Fish Bytes

Intentional walk rule change may be felt most by Mattingly’s Marlins

Don Mattingly ordered more intentional walks — 62 — than any other manager in the majors last season. This season, the process of putting a batter on base won’t take quite as long.
Don Mattingly ordered more intentional walks — 62 — than any other manager in the majors last season. This season, the process of putting a batter on base won’t take quite as long. ctrainor@miamiherald.com

Don Mattingly ordered more intentional walks — 62 — than any other manager in the majors last season. This season, the process of putting a batter on base won’t take quite as long.

Major League Baseball is doing away with the formality of having pitchers lob four balls out of the strike zone in order to walk a batter intentionally. Instead, managers will merely need to signal their desire with the point of a finger or some yet unknown gesture.

“I think it’s good,” the Marlins manager said of the new rule change, which the players’ association agreed to on Wednesday. “It just seems to make sense. Nobody needs to see that, really.”

The change is being made in order to help speed up games, which are becoming increasingly longer. Last season, games were four minutes and 28 seconds longer on average than they were the year before. And while eliminating the four-pitch intentional walk is expected to shave off about a minute each time, the league wants to implement more radical rule changes to create more action.

The most divisive of the league’s proposals: shrinking the strike zone. The league would like to raise the lower part of the strike zone, from just below the cup behind the batter’s kneecap to just above it — an approximate two-inch shrinkage of the strike zone. The reason: The league feels it will reduce the number of walks and strikeouts and lead to an increase in balls batted in play.

Last season marked an all-time low in balls put in play.

But the player’s union isn’t on board with that proposal, and now MLB commissioner Rob Manfred — citing a “lack of cooperation” on the union’s part — said he might use his authority to implement the rule on his own in 2018, with or without their approval.

Players aren’t happy about it.

“Just because we don’t like what’s been proposed doesn’t mean we’re not cooperating,” Marlins pitcher Tom Koehler said. Koehler, who is the team’s union representative, said there has been plenty of dialogue with the league on the topic.

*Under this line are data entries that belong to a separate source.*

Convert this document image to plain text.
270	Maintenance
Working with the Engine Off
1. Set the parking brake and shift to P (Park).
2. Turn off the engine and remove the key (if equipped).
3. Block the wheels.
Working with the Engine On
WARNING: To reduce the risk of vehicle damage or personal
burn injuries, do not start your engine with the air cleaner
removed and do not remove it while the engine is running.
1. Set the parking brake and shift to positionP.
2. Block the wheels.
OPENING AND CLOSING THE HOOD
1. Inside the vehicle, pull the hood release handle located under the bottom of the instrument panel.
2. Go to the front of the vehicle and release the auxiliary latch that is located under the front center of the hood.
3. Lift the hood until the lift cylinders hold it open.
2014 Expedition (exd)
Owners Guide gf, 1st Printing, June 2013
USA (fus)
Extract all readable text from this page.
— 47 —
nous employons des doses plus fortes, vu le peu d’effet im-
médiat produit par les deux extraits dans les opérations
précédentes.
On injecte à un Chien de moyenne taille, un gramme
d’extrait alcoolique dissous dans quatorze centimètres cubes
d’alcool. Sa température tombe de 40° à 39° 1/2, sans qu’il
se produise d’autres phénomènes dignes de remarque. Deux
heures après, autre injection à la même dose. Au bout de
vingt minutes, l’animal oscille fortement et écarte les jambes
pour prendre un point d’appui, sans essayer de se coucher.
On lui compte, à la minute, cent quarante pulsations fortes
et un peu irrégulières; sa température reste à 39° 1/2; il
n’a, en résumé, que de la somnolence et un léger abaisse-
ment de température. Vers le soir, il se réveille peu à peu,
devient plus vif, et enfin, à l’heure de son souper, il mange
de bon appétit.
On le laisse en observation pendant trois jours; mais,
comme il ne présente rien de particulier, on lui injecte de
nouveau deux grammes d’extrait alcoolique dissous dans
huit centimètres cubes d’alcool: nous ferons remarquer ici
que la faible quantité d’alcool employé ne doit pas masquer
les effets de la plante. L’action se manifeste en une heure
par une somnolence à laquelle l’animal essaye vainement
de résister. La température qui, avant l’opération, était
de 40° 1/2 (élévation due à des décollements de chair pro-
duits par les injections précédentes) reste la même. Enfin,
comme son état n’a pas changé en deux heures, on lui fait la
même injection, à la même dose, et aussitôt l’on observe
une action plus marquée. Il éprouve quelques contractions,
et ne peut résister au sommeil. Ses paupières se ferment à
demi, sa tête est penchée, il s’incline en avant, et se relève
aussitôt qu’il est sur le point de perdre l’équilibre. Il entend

Koehler, Marlins pitcher David Phelps and others aren’t convinced that shrinking the strike zone will create more action by reducing walks while increasing balls put in play. Just the opposite.

“In my mind, making the strike zone smaller leads to more walks, higher pitch counts, more pitching changes,” Phelps said. “In a sense, you’re adding time. Making the strike zone smaller does not get more balls in play. It makes [batters] more selective.”

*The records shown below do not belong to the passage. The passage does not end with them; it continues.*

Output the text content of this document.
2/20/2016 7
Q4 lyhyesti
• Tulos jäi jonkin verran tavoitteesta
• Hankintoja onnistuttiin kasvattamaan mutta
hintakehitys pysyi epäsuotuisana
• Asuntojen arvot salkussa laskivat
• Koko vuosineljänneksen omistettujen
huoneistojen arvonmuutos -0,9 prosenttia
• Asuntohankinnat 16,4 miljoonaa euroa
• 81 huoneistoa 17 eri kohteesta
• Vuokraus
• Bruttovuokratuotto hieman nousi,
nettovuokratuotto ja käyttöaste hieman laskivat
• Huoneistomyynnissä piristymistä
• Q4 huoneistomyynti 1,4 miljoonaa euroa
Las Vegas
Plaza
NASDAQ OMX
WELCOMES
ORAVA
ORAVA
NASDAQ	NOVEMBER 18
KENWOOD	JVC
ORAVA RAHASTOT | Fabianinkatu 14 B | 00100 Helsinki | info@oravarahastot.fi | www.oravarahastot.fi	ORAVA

Two years ago, the league required hitters to remain in the batter’s box, a move that effectively shortened game times. Those who didn’t were either warned or fined.

Koehler said the warnings and fines continued into last season. But it seemed to many that the rule wasn’t enforced as strictly last season and hitters returned to their old habits.

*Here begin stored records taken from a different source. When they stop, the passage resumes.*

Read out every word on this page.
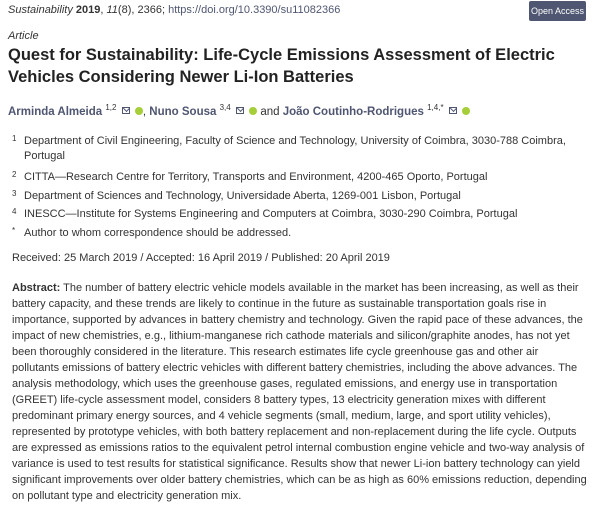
Sustainability 2019, 11(8), 2366; https://doi.org/10.3390/su11082366	Open Access
Article
Quest for Sustainability: Life-Cycle Emissions Assessment of Electric Vehicles Considering Newer Li-Ion Batteries
Arminda Almeida $^{1,2}$ , Nuno Sousa $^{3,4}$	and João Coutinho-Rodrigues $^{1,4,*}$
1 Department of Civil Engineering, Faculty of Science and Technology, University of Coimbra, 3030-788 Coimbra, Portugal
2 CITTA—Research Centre for Territory, Transports and Environment, 4200-465 Oporto, Portugal
3 Department of Sciences and Technology, Universidade Aberta, 1269-001 Lisbon, Portugal
4 INESCC—Institute for Systems Engineering and Computers at Coimbra, 3030-290 Coimbra, Portugal
* Author to whom correspondence should be addressed.
Received: 25 March 2019 / Accepted: 16 April 2019 / Published: 20 April 2019

Abstract: The number of battery electric vehicle models available in the market has been increasing, as well as their battery capacity, and these trends are likely to continue in the future as sustainable transportation goals rise in importance, supported by advances in battery chemistry and technology. Given the rapid pace of these advances, the impact of new chemistries, e.g., lithium-manganese rich cathode materials and silicon/graphite anodes, has not yet been thoroughly considered in the literature. This research estimates life cycle greenhouse gas and other air pollutants emissions of battery electric vehicles with different battery chemistries, including the above advances. The analysis methodology, which uses the greenhouse gases, regulated emissions, and energy use in transportation (GREET) life-cycle assessment model, considers 8 battery types, 13 electricity generation mixes with different predominant primary energy sources, and 4 vehicle segments (small, medium, large, and sport utility vehicles), represented by prototype vehicles, with both battery replacement and non-replacement during the life cycle. Outputs are expressed as emissions ratios to the equivalent petrol internal combustion engine vehicle and two-way analysis of variance is used to test results for statistical significance. Results show that newer Li-ion battery technology can yield significant improvements over older battery chemistries, which can be as high as 60% emissions reduction, depending on pollutant type and electricity generation mix.
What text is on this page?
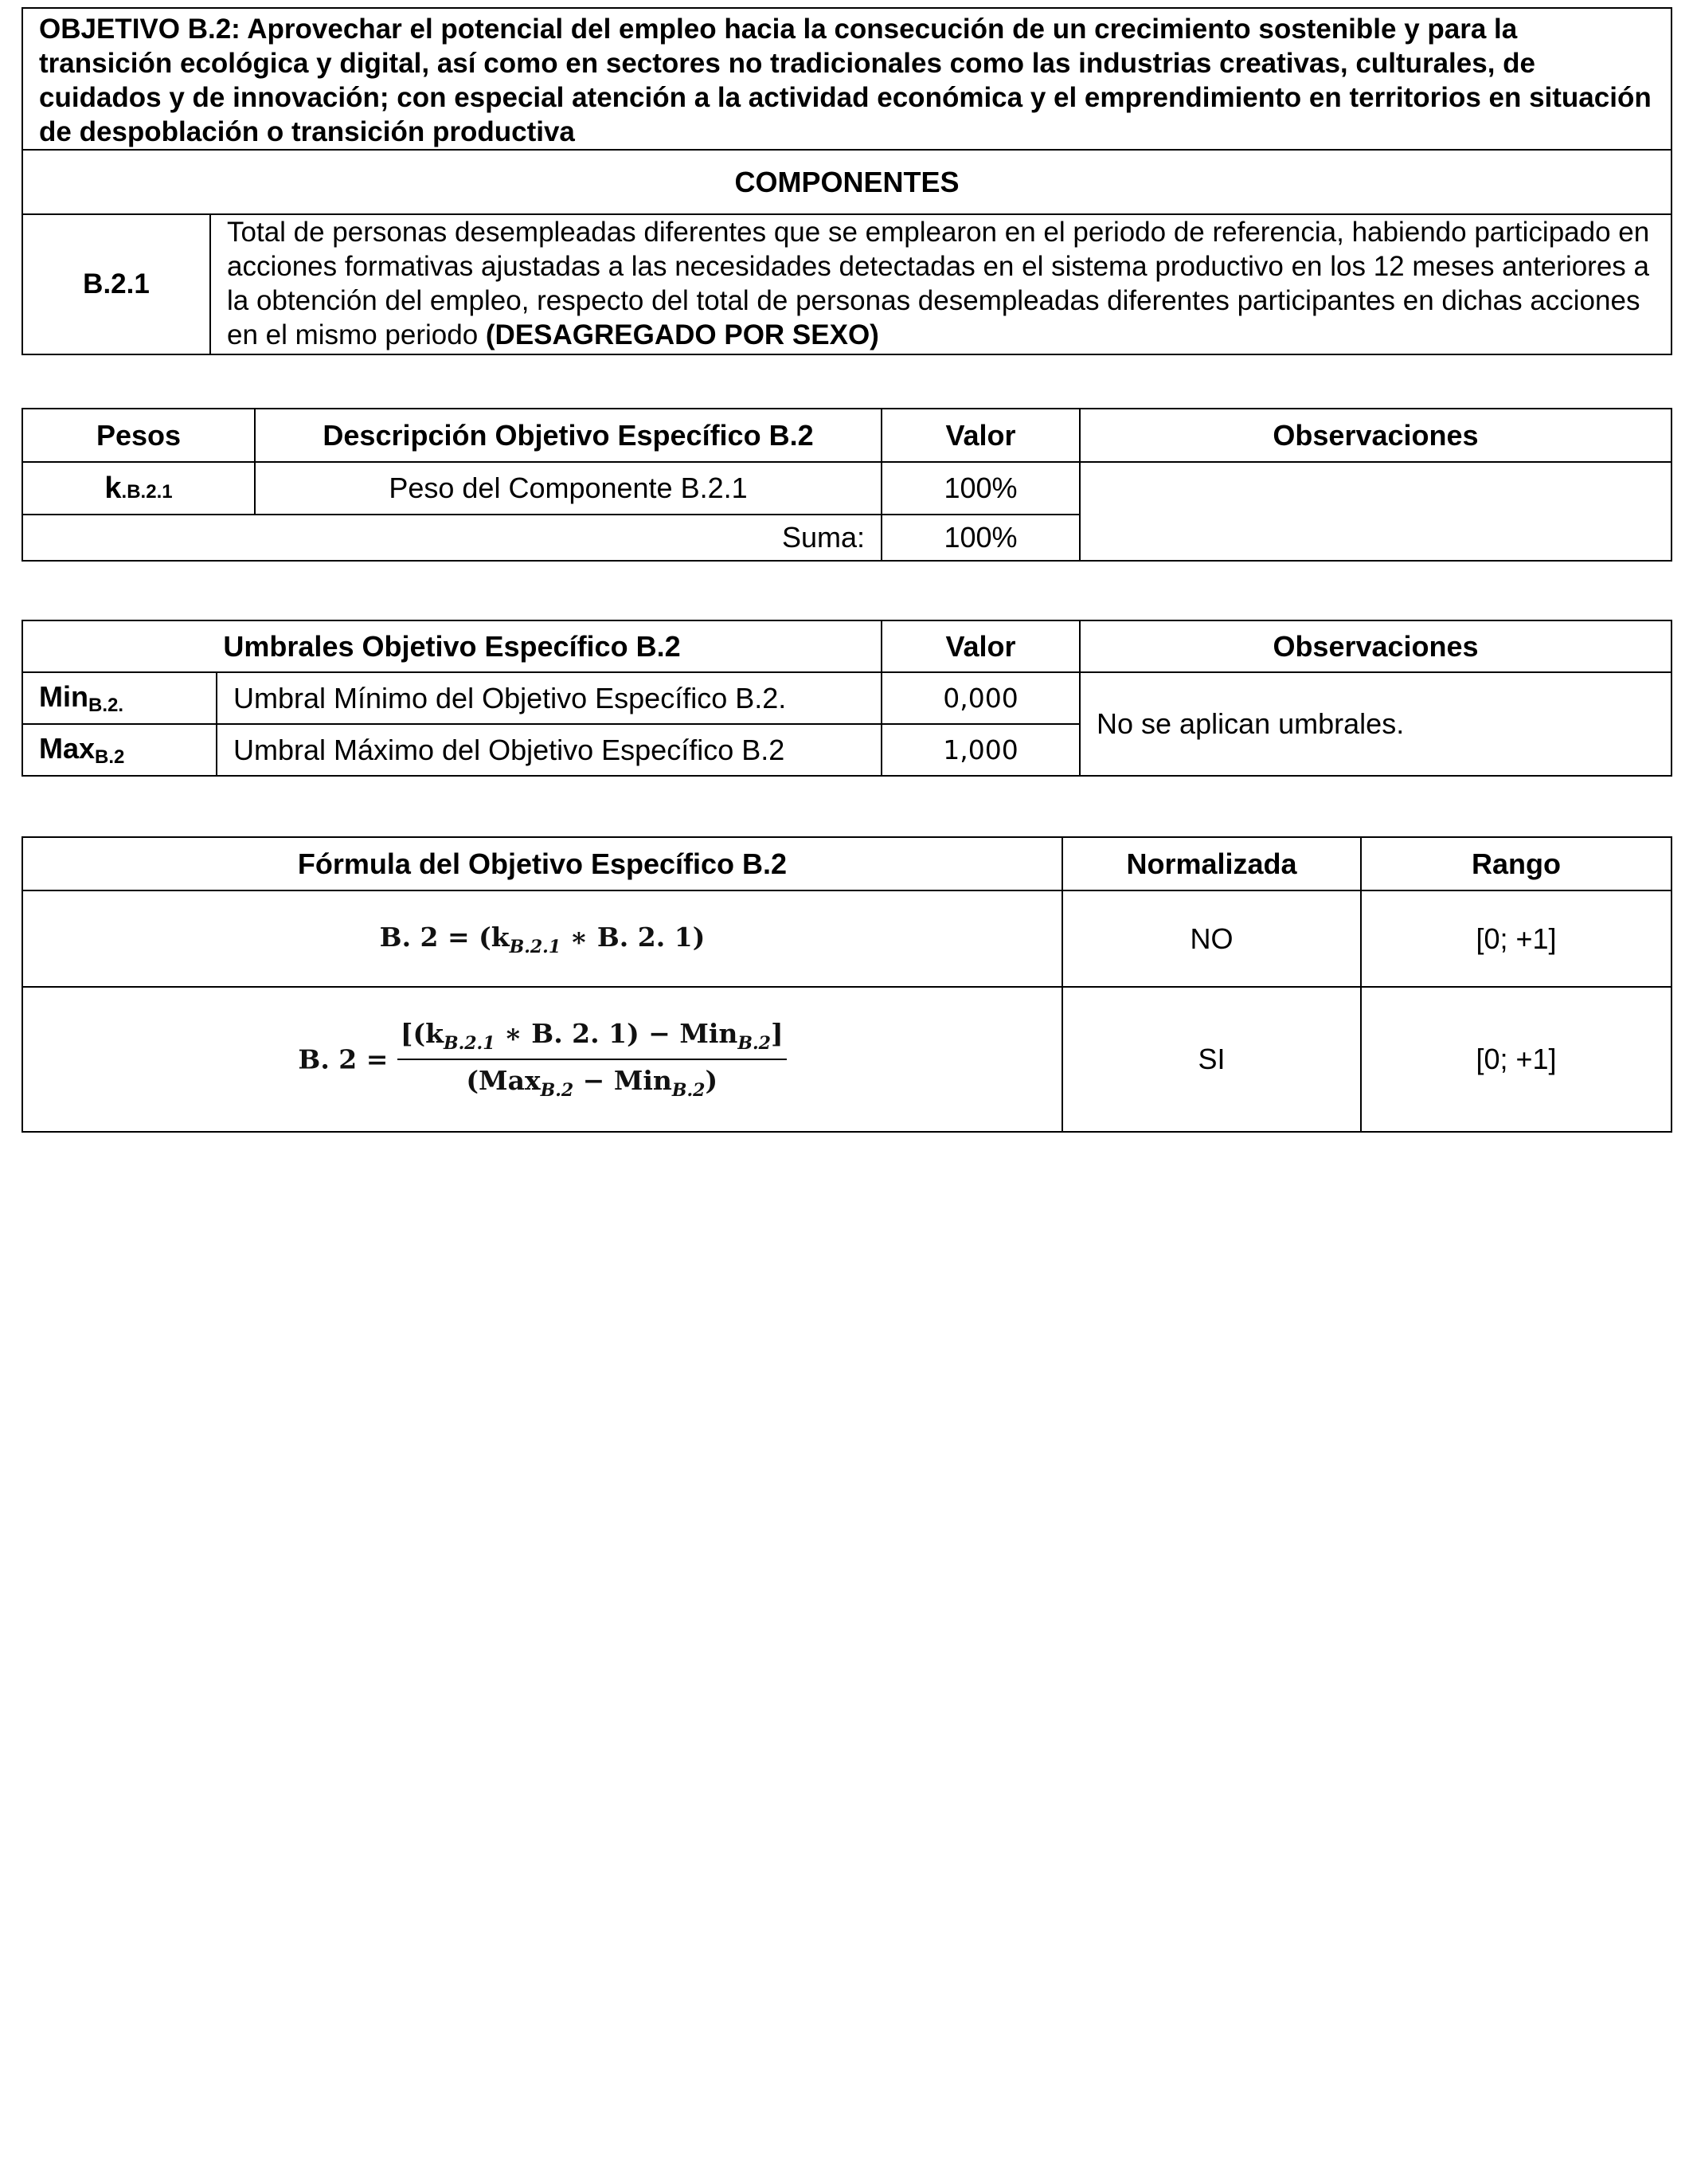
OBJETIVO B.2: Aprovechar el potencial del empleo hacia la consecución de un crecimiento sostenible y para la transición ecológica y digital, así como en sectores no tradicionales como las industrias creativas, culturales, de cuidados y de innovación; con especial atención a la actividad económica y el emprendimiento en territorios en situación de despoblación o transición productiva
COMPONENTES
B.2.1	Total de personas desempleadas diferentes que se emplearon en el periodo de referencia, habiendo participado en acciones formativas ajustadas a las necesidades detectadas en el sistema productivo en los 12 meses anteriores a la obtención del empleo, respecto del total de personas desempleadas diferentes participantes en dichas acciones en el mismo periodo (DESAGREGADO POR SEXO)
Pesos	Descripción Objetivo Específico B.2	Valor	Observaciones
k.B.2.1	Peso del Componente B.2.1	100%	
Suma:		100%	
Umbrales Objetivo Específico B.2		Valor	Observaciones
Min$_{B.2.}$	Umbral Mínimo del Objetivo Específico B.2.	0,000	No se aplican umbrales.
Max$_{B.2}$	Umbral Máximo del Objetivo Específico B.2	1,000	
Fórmula del Objetivo Específico B.2	Normalizada	Rango
B. $2 = (k_{B.2.1}$ ∗ B. 2. 1)	NO	[0; +1]
B. $2 = \frac{[(k_{B.2.1} ∗ B. 2. 1) - Min_{B.2}]}{(Max_{B.2} - Min_{B.2})}$	SI	[0; +1]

“They started letting guys out of the box again,” Mattingly said.

“It’s deteriorated back to that. Keeping guys in the box keeps the game moving. So I hope we get guys back in the box.”

Most everyone involved agrees that the time required to rule on replay reviews needs to be shortened, or even capped at, say, two minutes. Some reviews have taken close to five minutes.

“There’s no way any replay should ever take five minutes,” Marlins reliever Brad Ziegler said.

“If it takes that long, leave [the original call] as is. Give the umpire the benefit of the doubt.”

Eliminating four-pitch intentional walks might not make a noticeable impact.

After all, there were only 932 of them last season and, at a minute a pop, it would amount to just  15 1/2 hours in time saved over the entire season.

But every little bit helps.

THIS AND THAT

▪ Ichire Suzuki was held out of workouts Wednesday, one day after bruising his right quad and tweaking his back in an outfield collision with Brandon Barnes.

“He’s taking a day off,” Mattingly said “He deserves it, after 17 years or whatever.”

Ichiro is expected to sit out the next few days while the injuries heal.

▪ Mattingly said Edinson Volquez and Koehler are down to pitch in Saturday’s first Grapefruit League game against the Cardinals.